Make a promise to yourself; have your actions match. Keep making promises, and notice the desire to bend or break the promises to yourself. Pay attention to how readily you’ll give up or pause your life because you say something is too hard, too complicated, or too inconvenient. Notice all of that and then take the action that you told yourself you would take. Those doubts might always be there in the back of your mind, but if you work at it enough you can live with that background dialog and take action anyway. Think of this as a muscle that you need to build that enables you to deliver on the kind of language that really makes a difference in your life.
Every new action you take today begins to fill your life with the kinds of things you are really after. Words and actions together are what start to make the changes you need.
The reality is, your success in life is almost entirely tied to the degree to which you can keep your promises to yourself.
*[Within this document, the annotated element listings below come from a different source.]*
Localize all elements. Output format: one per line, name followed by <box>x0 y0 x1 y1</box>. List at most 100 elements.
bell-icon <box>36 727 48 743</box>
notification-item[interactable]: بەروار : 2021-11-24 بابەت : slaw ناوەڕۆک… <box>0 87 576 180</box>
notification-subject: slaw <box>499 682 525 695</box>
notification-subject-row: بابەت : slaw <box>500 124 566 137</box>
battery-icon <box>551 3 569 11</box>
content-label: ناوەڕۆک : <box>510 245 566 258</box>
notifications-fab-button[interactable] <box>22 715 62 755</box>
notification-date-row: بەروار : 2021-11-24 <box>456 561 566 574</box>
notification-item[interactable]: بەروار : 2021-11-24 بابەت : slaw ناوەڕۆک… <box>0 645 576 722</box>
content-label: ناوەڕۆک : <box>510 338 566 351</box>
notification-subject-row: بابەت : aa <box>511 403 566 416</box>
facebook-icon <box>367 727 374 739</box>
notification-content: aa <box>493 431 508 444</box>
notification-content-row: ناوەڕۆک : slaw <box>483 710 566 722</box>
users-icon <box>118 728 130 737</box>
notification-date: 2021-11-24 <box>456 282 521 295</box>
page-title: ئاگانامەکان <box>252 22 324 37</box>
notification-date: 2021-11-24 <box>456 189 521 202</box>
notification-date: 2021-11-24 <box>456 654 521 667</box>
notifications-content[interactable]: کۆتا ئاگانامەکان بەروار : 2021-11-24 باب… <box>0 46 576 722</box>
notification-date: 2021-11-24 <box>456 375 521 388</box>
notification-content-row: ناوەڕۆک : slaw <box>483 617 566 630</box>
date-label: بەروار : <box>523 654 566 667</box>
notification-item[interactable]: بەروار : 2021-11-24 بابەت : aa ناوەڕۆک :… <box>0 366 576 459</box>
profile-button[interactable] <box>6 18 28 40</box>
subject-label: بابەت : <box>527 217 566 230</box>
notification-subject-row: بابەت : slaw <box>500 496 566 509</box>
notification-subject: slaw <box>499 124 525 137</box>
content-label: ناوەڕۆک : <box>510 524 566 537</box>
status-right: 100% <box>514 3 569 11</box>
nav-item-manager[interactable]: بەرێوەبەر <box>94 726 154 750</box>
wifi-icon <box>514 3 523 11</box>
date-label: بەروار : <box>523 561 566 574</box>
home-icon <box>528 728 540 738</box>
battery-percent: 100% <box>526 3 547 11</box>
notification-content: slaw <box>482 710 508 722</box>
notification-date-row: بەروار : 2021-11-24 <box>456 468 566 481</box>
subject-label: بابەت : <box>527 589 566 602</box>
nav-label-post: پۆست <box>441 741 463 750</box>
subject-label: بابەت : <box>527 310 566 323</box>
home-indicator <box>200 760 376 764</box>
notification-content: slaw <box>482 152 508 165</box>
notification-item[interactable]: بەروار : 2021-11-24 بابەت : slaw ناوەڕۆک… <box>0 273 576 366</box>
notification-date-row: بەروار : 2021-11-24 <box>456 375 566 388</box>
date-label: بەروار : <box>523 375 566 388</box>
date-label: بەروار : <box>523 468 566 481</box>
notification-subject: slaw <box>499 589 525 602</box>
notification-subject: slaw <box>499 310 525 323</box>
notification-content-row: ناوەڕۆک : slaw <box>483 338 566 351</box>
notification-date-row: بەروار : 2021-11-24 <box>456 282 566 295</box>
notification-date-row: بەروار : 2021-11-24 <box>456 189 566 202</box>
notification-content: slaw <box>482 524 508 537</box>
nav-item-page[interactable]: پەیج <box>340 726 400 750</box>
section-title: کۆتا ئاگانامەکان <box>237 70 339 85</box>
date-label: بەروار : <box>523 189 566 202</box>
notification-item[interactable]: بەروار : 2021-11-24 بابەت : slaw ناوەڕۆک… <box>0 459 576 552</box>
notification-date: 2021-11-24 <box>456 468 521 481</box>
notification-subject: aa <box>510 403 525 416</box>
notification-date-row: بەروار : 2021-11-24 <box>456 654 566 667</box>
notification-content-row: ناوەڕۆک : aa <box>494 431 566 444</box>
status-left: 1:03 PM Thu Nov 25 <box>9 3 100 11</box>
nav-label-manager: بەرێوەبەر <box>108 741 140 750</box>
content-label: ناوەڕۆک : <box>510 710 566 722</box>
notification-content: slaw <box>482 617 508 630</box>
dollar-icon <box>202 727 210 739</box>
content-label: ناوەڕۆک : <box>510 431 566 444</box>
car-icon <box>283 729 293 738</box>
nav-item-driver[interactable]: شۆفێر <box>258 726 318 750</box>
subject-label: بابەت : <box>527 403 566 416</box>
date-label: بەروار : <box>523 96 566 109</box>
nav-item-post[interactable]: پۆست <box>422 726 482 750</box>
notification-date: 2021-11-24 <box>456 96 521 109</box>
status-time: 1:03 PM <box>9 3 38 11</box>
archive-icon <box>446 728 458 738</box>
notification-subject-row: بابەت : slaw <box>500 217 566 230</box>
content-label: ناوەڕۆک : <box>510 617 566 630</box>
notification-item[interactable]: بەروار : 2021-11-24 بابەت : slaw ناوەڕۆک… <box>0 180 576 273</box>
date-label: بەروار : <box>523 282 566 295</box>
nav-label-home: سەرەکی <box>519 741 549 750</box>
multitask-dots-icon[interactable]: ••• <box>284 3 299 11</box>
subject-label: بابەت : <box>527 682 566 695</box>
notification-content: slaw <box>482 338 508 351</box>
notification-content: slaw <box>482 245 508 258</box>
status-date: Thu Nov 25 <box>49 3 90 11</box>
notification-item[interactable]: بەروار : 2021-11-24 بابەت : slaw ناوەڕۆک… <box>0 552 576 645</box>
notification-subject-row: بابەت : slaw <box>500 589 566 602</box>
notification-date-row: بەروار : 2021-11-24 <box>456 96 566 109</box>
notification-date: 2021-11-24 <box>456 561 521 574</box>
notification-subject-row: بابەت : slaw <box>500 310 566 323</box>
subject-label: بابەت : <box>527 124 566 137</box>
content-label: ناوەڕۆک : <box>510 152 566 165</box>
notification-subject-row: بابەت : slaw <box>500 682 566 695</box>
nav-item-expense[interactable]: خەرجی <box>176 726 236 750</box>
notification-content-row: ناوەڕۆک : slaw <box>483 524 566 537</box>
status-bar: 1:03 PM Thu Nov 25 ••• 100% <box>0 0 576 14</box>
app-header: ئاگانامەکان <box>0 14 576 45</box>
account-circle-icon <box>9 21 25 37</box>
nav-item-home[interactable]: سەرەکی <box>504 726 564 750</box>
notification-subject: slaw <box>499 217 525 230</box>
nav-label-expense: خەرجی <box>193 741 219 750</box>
Love, money, health, family, and accomplishment are all a function of you confronting yourself in life’s everyday moments and stepping boldly into the uncertainty of what’s next, all flowing from bold use of language and dealing with yourself in the moment.
Think of it this way: You could just keep doing what you’re doing, you know, like you have no say, or you could start declaring who you are and what your life is about and taking the kind of unprecedented actions that move you down that path.
Remember, the only thing stopping you is you.